La fluvoxamine et la sertraline sont autorisées aux États-Unis dans le traitement du TOC de l’enfant et de l’adolescent, et ont l’AMM en France dans cette indication. Compte tenu de leur profil de tolérance favorable et de leur efficacité démontrée, les ISRS sont actuellement le traitement pharmacologique de première intention du TOC, chez l’adulte comme chez l’enfant et l’adolescent. Le traitement combiné associant TCC et médicaments est la modalité de choix, plus efficace que la chimiothérapie isolée [37, 38].
Modalités pratiques
Les posologies indicatives des ISRS figurent dans les tableaux 7.2 et 7.3. La dose cible est atteinte par paliers successifs, d’autant plus progressivement qu’il existe une atteinte cérébrale organique associée. L’effet thérapeutique se manifeste au bout de 3 à 10 semaines; par exemple, dans l’étude de Liebowitz [32], la différence entre la fluoxétine et le placebo ne devient significative qu’au bout de 8 semaines. Un maintien du traitement pendant 12 à 18 mois minimum est conseillé. Un traitement prophylactique à plus long terme peut être discuté si deux rechutes consécutives se produisent à l’arrêt des médicaments. Si à 10-12 semaines de traitement à bonne dose, la réponse thérapeutique est nulle ou insuffisante, en l’absence de facteurs de résistance (comorbidité, stress environnementaux, défaut de compliance, interactions médicamenteuses), le traitement peut être remplacé par un autre ISRS ou par la clomipramine.
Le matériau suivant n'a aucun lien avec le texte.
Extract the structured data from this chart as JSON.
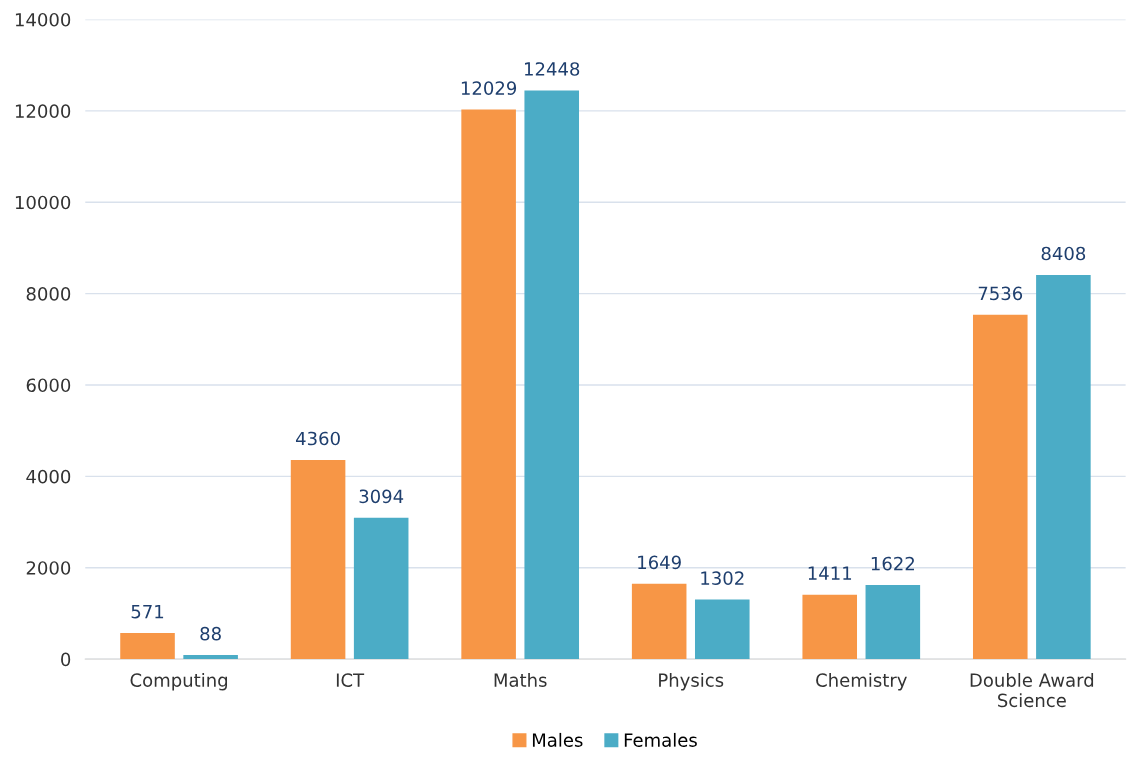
{
  "chart_data": {
    "type": "bar",
    "categories": [
      "Computing",
      "ICT",
      "Maths",
      "Physics",
      "Chemistry",
      "Double Award\nScience"
    ],
    "series": [
      {
        "name": "Males",
        "color": "#f79646",
        "values": [
          571,
          4360,
          12029,
          1649,
          1411,
          7536
        ]
      },
      {
        "name": "Females",
        "color": "#4bacc6",
        "values": [
          88,
          3094,
          12448,
          1302,
          1622,
          8408
        ]
      }
    ],
    "ylim": [
      0,
      14000
    ],
    "yticks": [
      0,
      2000,
      4000,
      6000,
      8000,
      10000,
      12000,
      14000
    ],
    "grid": "y",
    "legend": "bottom",
    "data_labels": true
  }
}
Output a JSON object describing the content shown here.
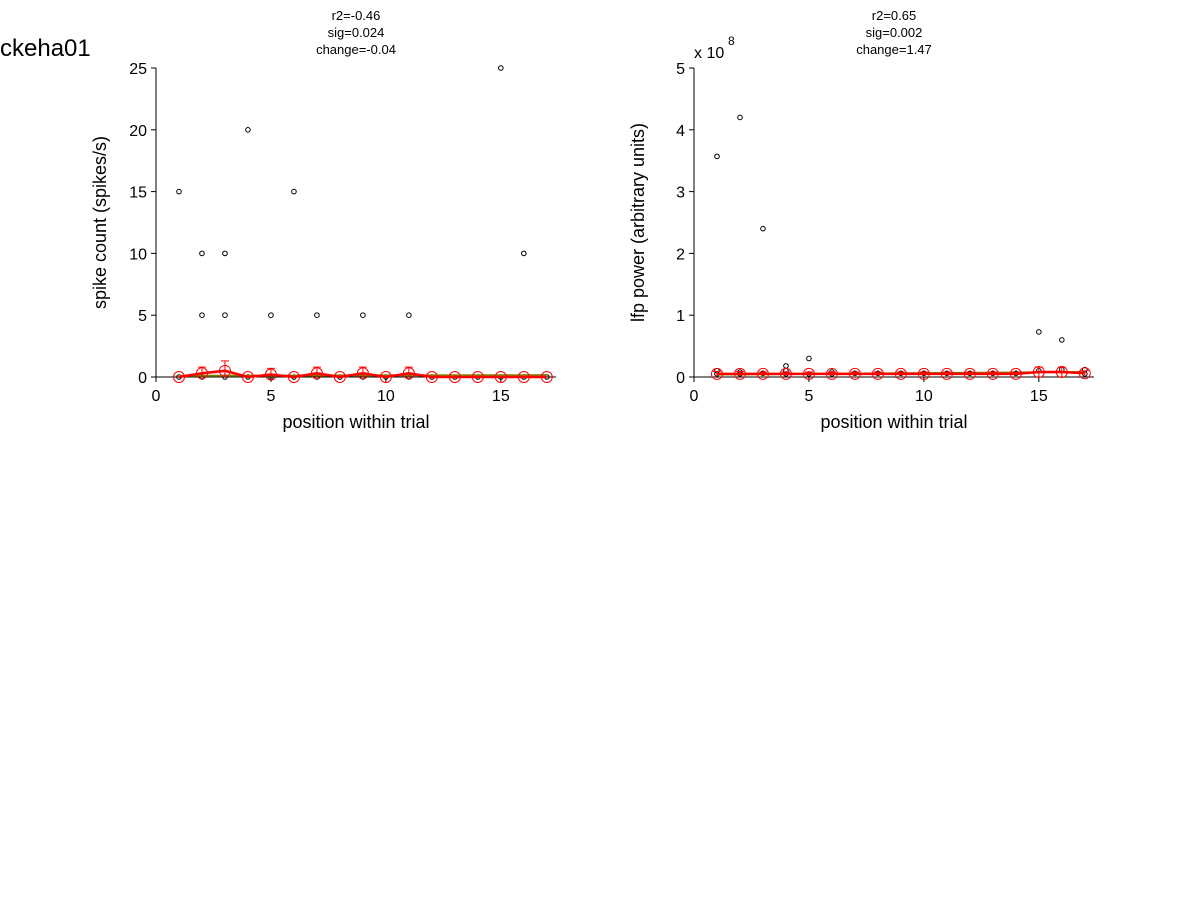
{
  "figure_title": "ckeha01",
  "colors": {
    "mean": "#ff0000",
    "fit": "#808000",
    "points": "#000000"
  },
  "chart_data": [
    {
      "type": "scatter",
      "stats": [
        "r2=-0.46",
        "sig=0.024",
        "change=-0.04"
      ],
      "xlabel": "position within trial",
      "ylabel": "spike count (spikes/s)",
      "xlim": [
        0,
        17.4
      ],
      "ylim": [
        0,
        25
      ],
      "xticks": [
        0,
        5,
        10,
        15
      ],
      "yticks": [
        0,
        5,
        10,
        15,
        20,
        25
      ],
      "exponent": null,
      "points": [
        [
          1,
          15
        ],
        [
          1,
          0
        ],
        [
          2,
          10
        ],
        [
          2,
          5
        ],
        [
          2,
          0
        ],
        [
          3,
          10
        ],
        [
          3,
          5
        ],
        [
          3,
          0
        ],
        [
          4,
          20
        ],
        [
          4,
          0
        ],
        [
          5,
          5
        ],
        [
          5,
          0
        ],
        [
          6,
          15
        ],
        [
          6,
          0
        ],
        [
          7,
          5
        ],
        [
          7,
          0
        ],
        [
          8,
          0
        ],
        [
          9,
          5
        ],
        [
          9,
          0
        ],
        [
          10,
          0
        ],
        [
          11,
          5
        ],
        [
          11,
          0
        ],
        [
          12,
          0
        ],
        [
          13,
          0
        ],
        [
          14,
          0
        ],
        [
          15,
          25
        ],
        [
          15,
          0
        ],
        [
          16,
          10
        ],
        [
          16,
          0
        ],
        [
          17,
          0
        ]
      ],
      "mean_x": [
        1,
        2,
        3,
        4,
        5,
        6,
        7,
        8,
        9,
        10,
        11,
        12,
        13,
        14,
        15,
        16,
        17
      ],
      "mean_y": [
        0,
        0.3,
        0.5,
        0,
        0.2,
        0,
        0.3,
        0,
        0.3,
        0,
        0.3,
        0,
        0,
        0,
        0,
        0,
        0
      ],
      "mean_err": [
        0,
        0.5,
        0.8,
        0,
        0.5,
        0,
        0.5,
        0,
        0.5,
        0,
        0.5,
        0,
        0,
        0,
        0,
        0,
        0
      ],
      "fit_line": [
        [
          1,
          0.1
        ],
        [
          17,
          0.15
        ]
      ]
    },
    {
      "type": "scatter",
      "stats": [
        "r2=0.65",
        "sig=0.002",
        "change=1.47"
      ],
      "xlabel": "position within trial",
      "ylabel": "lfp power (arbitrary units)",
      "xlim": [
        0,
        17.4
      ],
      "ylim": [
        0,
        5
      ],
      "xticks": [
        0,
        5,
        10,
        15
      ],
      "yticks": [
        0,
        1,
        2,
        3,
        4,
        5
      ],
      "exponent": {
        "base": "x 10",
        "power": "8"
      },
      "points": [
        [
          1,
          3.57
        ],
        [
          1,
          0.1
        ],
        [
          1,
          0.05
        ],
        [
          2,
          4.2
        ],
        [
          2,
          0.08
        ],
        [
          2,
          0.05
        ],
        [
          3,
          2.4
        ],
        [
          3,
          0.06
        ],
        [
          4,
          0.18
        ],
        [
          4,
          0.1
        ],
        [
          4,
          0.05
        ],
        [
          5,
          0.3
        ],
        [
          5,
          0.05
        ],
        [
          6,
          0.08
        ],
        [
          6,
          0.05
        ],
        [
          7,
          0.06
        ],
        [
          8,
          0.06
        ],
        [
          9,
          0.06
        ],
        [
          10,
          0.06
        ],
        [
          11,
          0.06
        ],
        [
          12,
          0.06
        ],
        [
          13,
          0.06
        ],
        [
          14,
          0.06
        ],
        [
          15,
          0.73
        ],
        [
          15,
          0.1
        ],
        [
          16,
          0.6
        ],
        [
          16,
          0.12
        ],
        [
          17,
          0.12
        ],
        [
          17,
          0.05
        ]
      ],
      "mean_x": [
        1,
        2,
        3,
        4,
        5,
        6,
        7,
        8,
        9,
        10,
        11,
        12,
        13,
        14,
        15,
        16,
        17
      ],
      "mean_y": [
        0.05,
        0.05,
        0.05,
        0.05,
        0.05,
        0.05,
        0.05,
        0.05,
        0.05,
        0.05,
        0.05,
        0.05,
        0.05,
        0.05,
        0.08,
        0.08,
        0.06
      ],
      "mean_err": [
        0.04,
        0.04,
        0.03,
        0.03,
        0.03,
        0.03,
        0.03,
        0.03,
        0.03,
        0.03,
        0.03,
        0.03,
        0.03,
        0.03,
        0.08,
        0.08,
        0.04
      ],
      "fit_line": [
        [
          1,
          0.04
        ],
        [
          17,
          0.08
        ]
      ]
    }
  ]
}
Lorsque deux tentatives de traitement médicamenteux bien conduites et associées à une TCC échouent, une association médicamenteuse peut être discutée avec des neuroleptiques classiques, des antipsychotiques atypiques ou un traitement combiné ISRS et clomipramine. Les doses de clomipramine seront alors inférieures aux doses standard, le traitement combiné entraînant une augmentation des taux plasmatiques et un risque accru de syndrome sérotoninergique [22]. Outre leur indication dans le TOC avéré, les ISRS pourraient avoir un intérêt dans le traitement des troubles du spectre obsessionnel et compulsif. Ainsi, des cas cliniques ont rapporté une amélioration de ce type de symptomatologie dans le trouble autistique, le syndrome de Prader-Willi et la trichotillomanie [12].